Keraguan apakah dia bisa mempercayai orang ini dan mengikutinya berputar di dalam dirinya.

“Kita punya satu pikiran. Aku juga tidak berani menyuruh anak yang baru kutemui melakukan apa saja. Jadi jangan bicara omong kosong dan ikuti saja.”

“Bukan anak kecil, saya lima belas, eh!”

Marigold berdesak-desakan dengan sekuat tenaga melalui kerumunan orang untuk mengikutinya.

Dia hampir kelelahan ketika mereka tiba di ruang umum kedua.

“Ugh, sampai kapan kita akan pergi?”

“Segera sampai.”

Mereka tiba di gerbong pertama ruang umum. Marigold bersandar di dinding dan mengatur napasnya.

“Huh, huh, aku benar-benar tidak berpikir kita akan sampai ke ujung…”

“Apa yang kau lakukan? Kita masih harus pergi.”

“Ya?”

“Ikutlah.”

Marigold, yang hendak mengikuti dengan tatapan kosong, tiba-tiba menarik kerah baju Ransel.

“Tunggu, tunggu sebentar, bukan ke sana! Itu gerbong bangsawan!”

“Begitukah?”

“Ya! Paman ini sekarang…”

“Sedikit, apa?”

Ransel tertawa kecil.

Dia mendekatkan tangannya ke pintu menuju gerbong bangsawan.

“Hik!”

Marigold, yang tahu betul apa artinya bagi seorang rakyat jelata untuk membuka gerbong bangsawan, tidak bisa menyembunyikan keterkejutannya.

Itu adalah tindakan yang tidak akan mendapat simpati bahkan jika dia mati seketika karena pedang yang dilempar oleh penjaga. Terkadang ada orang yang bersembunyi dengan tujuan merampok atau membunuh.

“Siapa yang berani……”

Melalui celah pintu yang terbuka, tatapan tajam dari seorang penjaga yang mengenakan zirah melesat.

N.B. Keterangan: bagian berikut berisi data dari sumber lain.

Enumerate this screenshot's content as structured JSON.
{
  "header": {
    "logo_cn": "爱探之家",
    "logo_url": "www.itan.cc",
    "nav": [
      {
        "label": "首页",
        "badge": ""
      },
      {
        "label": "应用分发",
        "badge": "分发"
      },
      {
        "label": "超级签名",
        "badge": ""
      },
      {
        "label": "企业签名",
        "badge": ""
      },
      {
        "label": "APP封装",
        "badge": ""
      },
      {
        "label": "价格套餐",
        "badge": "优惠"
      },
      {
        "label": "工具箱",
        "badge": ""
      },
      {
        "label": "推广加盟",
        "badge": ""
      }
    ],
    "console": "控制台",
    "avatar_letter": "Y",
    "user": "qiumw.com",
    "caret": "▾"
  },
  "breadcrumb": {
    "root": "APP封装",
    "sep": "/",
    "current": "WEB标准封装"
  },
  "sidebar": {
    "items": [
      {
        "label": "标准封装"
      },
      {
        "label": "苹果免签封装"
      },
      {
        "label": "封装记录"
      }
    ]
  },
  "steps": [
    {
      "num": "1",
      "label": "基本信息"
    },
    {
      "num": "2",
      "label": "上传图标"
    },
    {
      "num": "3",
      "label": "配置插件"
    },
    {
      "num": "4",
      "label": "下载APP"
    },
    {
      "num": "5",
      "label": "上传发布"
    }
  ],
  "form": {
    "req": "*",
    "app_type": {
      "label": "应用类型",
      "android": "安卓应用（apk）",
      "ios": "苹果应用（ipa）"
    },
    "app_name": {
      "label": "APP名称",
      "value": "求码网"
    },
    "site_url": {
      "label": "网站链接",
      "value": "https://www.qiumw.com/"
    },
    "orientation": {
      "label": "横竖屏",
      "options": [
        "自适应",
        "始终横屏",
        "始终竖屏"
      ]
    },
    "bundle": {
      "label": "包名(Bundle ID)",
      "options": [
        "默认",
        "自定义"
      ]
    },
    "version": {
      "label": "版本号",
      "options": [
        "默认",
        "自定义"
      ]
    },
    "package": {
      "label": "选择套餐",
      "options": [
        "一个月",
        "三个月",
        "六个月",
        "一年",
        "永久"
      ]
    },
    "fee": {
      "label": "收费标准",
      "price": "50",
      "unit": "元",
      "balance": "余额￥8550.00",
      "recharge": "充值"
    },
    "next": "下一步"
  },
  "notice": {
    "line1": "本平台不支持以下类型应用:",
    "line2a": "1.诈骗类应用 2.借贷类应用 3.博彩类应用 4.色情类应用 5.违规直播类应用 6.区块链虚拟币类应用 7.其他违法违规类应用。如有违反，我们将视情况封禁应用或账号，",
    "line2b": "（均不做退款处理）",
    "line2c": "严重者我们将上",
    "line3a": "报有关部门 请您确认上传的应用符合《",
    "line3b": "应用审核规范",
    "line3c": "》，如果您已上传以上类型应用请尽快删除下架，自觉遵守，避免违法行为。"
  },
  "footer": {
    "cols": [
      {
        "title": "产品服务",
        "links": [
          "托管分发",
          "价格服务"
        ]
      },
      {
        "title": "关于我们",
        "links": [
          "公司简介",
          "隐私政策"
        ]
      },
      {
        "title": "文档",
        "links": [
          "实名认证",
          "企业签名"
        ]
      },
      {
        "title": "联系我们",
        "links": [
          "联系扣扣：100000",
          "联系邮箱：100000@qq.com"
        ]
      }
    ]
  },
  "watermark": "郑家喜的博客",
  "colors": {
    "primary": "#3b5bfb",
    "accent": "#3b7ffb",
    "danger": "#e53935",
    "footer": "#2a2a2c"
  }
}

Wajah Marigold menjadi pucat pasi. Dia buru-buru mencoba menarik lengan Ransel. Mungkin masih ada kesempatan untuk mendapat keringanan jika dia pergi sekarang.

Dia berpikir begitu.

“Tuan Ransel.”

Tatapan tajam penjaga itu melunak seketika.

“Tolong tahan diri Anda untuk tidak memasuki ruang umum, Tuan Ransel. Jika terjadi sesuatu, itu akan menjadi kesalahan kami.”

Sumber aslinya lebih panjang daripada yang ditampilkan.